To study the distribution of genetic and phenotypic variation in different environments and at different spatial scales is important in order to understand the process of local adaptation and how populations will respond to future climate change.

In my thesis I study populations of moor frogs (Rana arvalis) at different spatial scales, first along a 1700 km latitudinal gradient (Paper I, II, IV) and, second, in a system of inter-connected wetlands (III, IV). In Paper I, I present evidence for a major latitudinal break-point in larval life-history traits which is linked to a post glacial contact zone between two lineages that colonized Scandinavia after the last ice age. Using QST-FST comparisons I found divergent selection acting on life-history traits, where a major source of differentiation comes from the two colonization routes. In Paper II I focus on genomic variation, demographic history and selection along the gradient. Using demographic modeling I confirm the proposed demographic history and show historical signatures of gene flow between regions and over the contact zone. In terms of genetic variation showing extreme differentiation as well as associations with growing season length I identify numerous variants under putative divergent selection, some of which have functions relating to immunity and development.

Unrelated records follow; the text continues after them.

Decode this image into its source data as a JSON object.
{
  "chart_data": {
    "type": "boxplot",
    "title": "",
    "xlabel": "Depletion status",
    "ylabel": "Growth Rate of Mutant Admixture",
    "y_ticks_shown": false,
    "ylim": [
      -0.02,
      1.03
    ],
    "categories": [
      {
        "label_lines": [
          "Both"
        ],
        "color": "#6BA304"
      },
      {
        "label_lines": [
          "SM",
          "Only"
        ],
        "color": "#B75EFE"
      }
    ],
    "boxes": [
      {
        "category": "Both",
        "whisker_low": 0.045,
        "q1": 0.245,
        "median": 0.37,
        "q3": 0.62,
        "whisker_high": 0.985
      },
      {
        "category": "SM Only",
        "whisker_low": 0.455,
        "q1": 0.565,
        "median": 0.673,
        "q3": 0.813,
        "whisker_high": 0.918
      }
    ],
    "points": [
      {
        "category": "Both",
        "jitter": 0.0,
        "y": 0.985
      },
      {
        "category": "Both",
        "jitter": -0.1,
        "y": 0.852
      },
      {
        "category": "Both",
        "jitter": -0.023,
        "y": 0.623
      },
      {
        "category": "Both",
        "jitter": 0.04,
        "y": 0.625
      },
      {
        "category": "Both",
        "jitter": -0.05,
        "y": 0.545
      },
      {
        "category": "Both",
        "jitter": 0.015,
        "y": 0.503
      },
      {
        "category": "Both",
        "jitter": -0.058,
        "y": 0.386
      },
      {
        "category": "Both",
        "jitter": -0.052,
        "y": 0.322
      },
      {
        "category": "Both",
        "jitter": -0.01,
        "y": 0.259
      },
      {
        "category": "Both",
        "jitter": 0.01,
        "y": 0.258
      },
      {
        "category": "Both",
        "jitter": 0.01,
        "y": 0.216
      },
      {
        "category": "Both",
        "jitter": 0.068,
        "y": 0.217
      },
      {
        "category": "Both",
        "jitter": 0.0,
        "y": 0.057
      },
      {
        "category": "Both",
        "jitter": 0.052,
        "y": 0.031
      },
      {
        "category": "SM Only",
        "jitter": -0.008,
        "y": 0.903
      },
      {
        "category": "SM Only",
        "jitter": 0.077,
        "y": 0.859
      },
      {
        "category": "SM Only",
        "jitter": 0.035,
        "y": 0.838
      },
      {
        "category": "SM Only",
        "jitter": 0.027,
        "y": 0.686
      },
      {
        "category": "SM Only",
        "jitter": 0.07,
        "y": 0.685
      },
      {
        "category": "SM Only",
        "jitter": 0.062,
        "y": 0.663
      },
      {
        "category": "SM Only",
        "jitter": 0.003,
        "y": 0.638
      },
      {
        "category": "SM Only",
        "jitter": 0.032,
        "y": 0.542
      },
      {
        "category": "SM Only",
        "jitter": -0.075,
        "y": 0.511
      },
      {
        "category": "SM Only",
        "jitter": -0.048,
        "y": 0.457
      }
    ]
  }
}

I further show that differentiation outlier variation is higher in the north, as compared to neutral variation and variation associated with growing season length, which both decrease with latitude. These patterns are shaped by gene flow over the contact zone and the increased strength of drift at higher latitudes. I reduce the spatial scale in Paper III and characterize larval environments, landscape and geographical distance, to partition their influence on genetic variation. I show that environment explained more of the genetic variation than landscape and geographic distance, indicating that adaptive divergence can persist under high gene flow. Using the environmental variables, I identify genetic variants under putative divergent selection with functions associated with development and immunity. Using data from both scales, QST-FST comparisons and gene-phenotype associations I show in Paper IV that selection on both larval traits aligns across scales, whereas selection on plasticity only aligns in size at metamorphosis. This further connects to the influence of temperature and seasonal time constraints in colder environments. Finally, I find several genetic variants associated with the traits and plasticity at both spatial scales with functions relating to immunity and metamorphosis.